Ten verderve, verloren te gaan, het is zo vreselijk. Dat is uitgeworpen te worden in de buitenste duisternis, waar is wening en knersing der tanden. Dat is zijn eigen pak, zijn eigen schuld te moeten dragen. Dat is onder Gods vloek voor altijd te moeten zuchten. Dat is te lijden het eeuwig verderf van voor het aangezichte Gods. Dat is af te dalen in die' plaats, waar de worm niet sterft, en het vuur niet uitgeblust wordt. En dan dat knagen en wroegen van het geweten: , , het is door uw eigen schuld". Dat roepen der verlorenen in één ontzaglijk jammerkoor: „Ik lijd smarten in deze vlam!" En dan dat: , , Er is geen mogelijkheid, er is geen

kans meer, het is voor eeuwig te laat." O, dat voor eeuwig zonder enige hoop, in zwarte nacht van ongekende wanhoop! Het is ondragelijk, en toch zal het gedragen moeten worden.

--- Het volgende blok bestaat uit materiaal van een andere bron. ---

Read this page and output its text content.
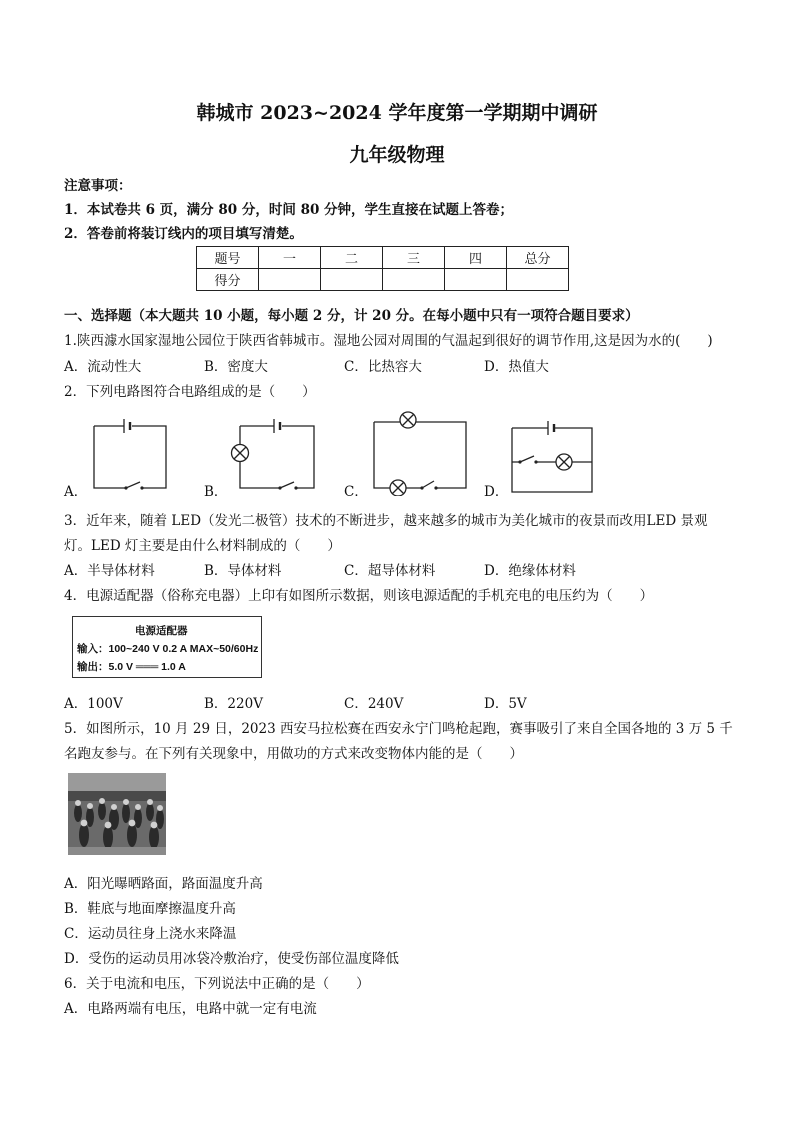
韩城市 2023~2024 学年度第一学期期中调研
九年级物理
注意事项：
1．本试卷共 6 页，满分 80 分，时间 80 分钟，学生直接在试题上答卷；
2．答卷前将装订线内的项目填写清楚。
题号	一	二	三	四	总分
得分					
一、选择题（本大题共 10 小题，每小题 2 分，计 20 分。在每小题中只有一项符合题目要求）
1.陕西澽水国家湿地公园位于陕西省韩城市。湿地公园对周围的气温起到很好的调节作用,这是因为水的(　　)
A．流动性大	B．密度大	C．比热容大	D．热值大
2．下列电路图符合电路组成的是（　　）
A．	B．	C．	D．
3．近年来，随着 LED（发光二极管）技术的不断进步，越来越多的城市为美化城市的夜景而改用LED 景观
灯。LED 灯主要是由什么材料制成的（　　）
A．半导体材料	B．导体材料	C．超导体材料	D．绝缘体材料
4．电源适配器（俗称充电器）上印有如图所示数据，则该电源适配的手机充电的电压约为（　　）
电源适配器
输入：100~240 V 0.2 A MAX~50/60Hz
输出：5.0 V ═══ 1.0 A
A．100V	B．220V	C．240V	D．5V
5．如图所示，10 月 29 日，2023 西安马拉松赛在西安永宁门鸣枪起跑，赛事吸引了来自全国各地的 3 万 5 千
名跑友参与。在下列有关现象中，用做功的方式来改变物体内能的是（　　）
A．阳光曝晒路面，路面温度升高
B．鞋底与地面摩擦温度升高
C．运动员往身上浇水来降温
D．受伤的运动员用冰袋冷敷治疗，使受伤部位温度降低
6．关于电流和电压，下列说法中正确的是（　　）
A．电路两端有电压，电路中就一定有电流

Maar, hoe groot is het dan niet van dat verderf te worden verschoond, verlost te worden door Christus' kruis van het geweld des duivels, van de vloek der Wet, van de toekomende toorn!

Ja, dat is heerlijk, doch het is nog niet alles. De verhoogde Christus aan het kruis is niet alleen het middel om de straf te ontgaan, maar ook om weder tot genade te komen. Hij doet geen half werk. Hij is een volkomen Zaligmaker. Hij is het, Die zondaren verlost van het hoogste kwaad, dat is de zonde, dat is de vervreemding van God, en Die ze brengt tot het hoogste goed, dat is de schuldvergiffenis, dat is God Zelf, het allerhoogst en eeuwig Goed. Hij schenkt aan Zijn volk de weldaad van het eeuwige leven. Dood door de zonden en door de misdaden, geestelijk dood, worden zij uit de dood overgezet in het leven.

Wel hem of haar, die ligt voor rekening van de getrouwe Zaligmaker. God Zelf draagt het ons op, o, gij klein kuddeke: , , Zeg de rechtvaardige, dat het hem wel zal gaan." Het is des Vaders welbehagen ulieden het Koninkrijk te geven.

Wat wordt dit alles ons heerlijk, bemoedigend, uitlokkend bezongen in Psalm 147:

Hij heelt gebrokenen van harte. En Hij verbindt z' in hunne smarte, Die, in hun zonden en ellenden, Tot Hem zich ter genezing wenden. Hij telt het groot getal der starren.

Die 't scherpst gezicht op aard' verwarren. Hij roept dat talloos heir tezamen En noemt die alle bij haar namen.

En dan gaat de psalmist voort zo liefelijk vertroostend, Hij heeft het blijkbaar zelf ondervonden:

De Heer' betoont Zijn welbehagen Aan hen, die need'rig naar Hem vragen; Hem vrezen. Zijne hulp verbeiden, En door Zijn hand zich laten leiden; Die, hoe het ook moog' tegenlopen, Gestadig op Zijn goedheid hopen.

O Salem! roem de Heer' der heren; Wil uwe God, o Zion! eren.

Onnaspeurlijk is de rijkdom der verlossing, die de vrucht is van de verhoging aan het kruis. „Opdat een iegelijk, die in Hem gelooft, niet verderve, maar het eeuwige leven hebbe." Dit leven, dat de Christus door Zijn dood en opstanding aan het licht bracht, dat is eerst waarlijk leven.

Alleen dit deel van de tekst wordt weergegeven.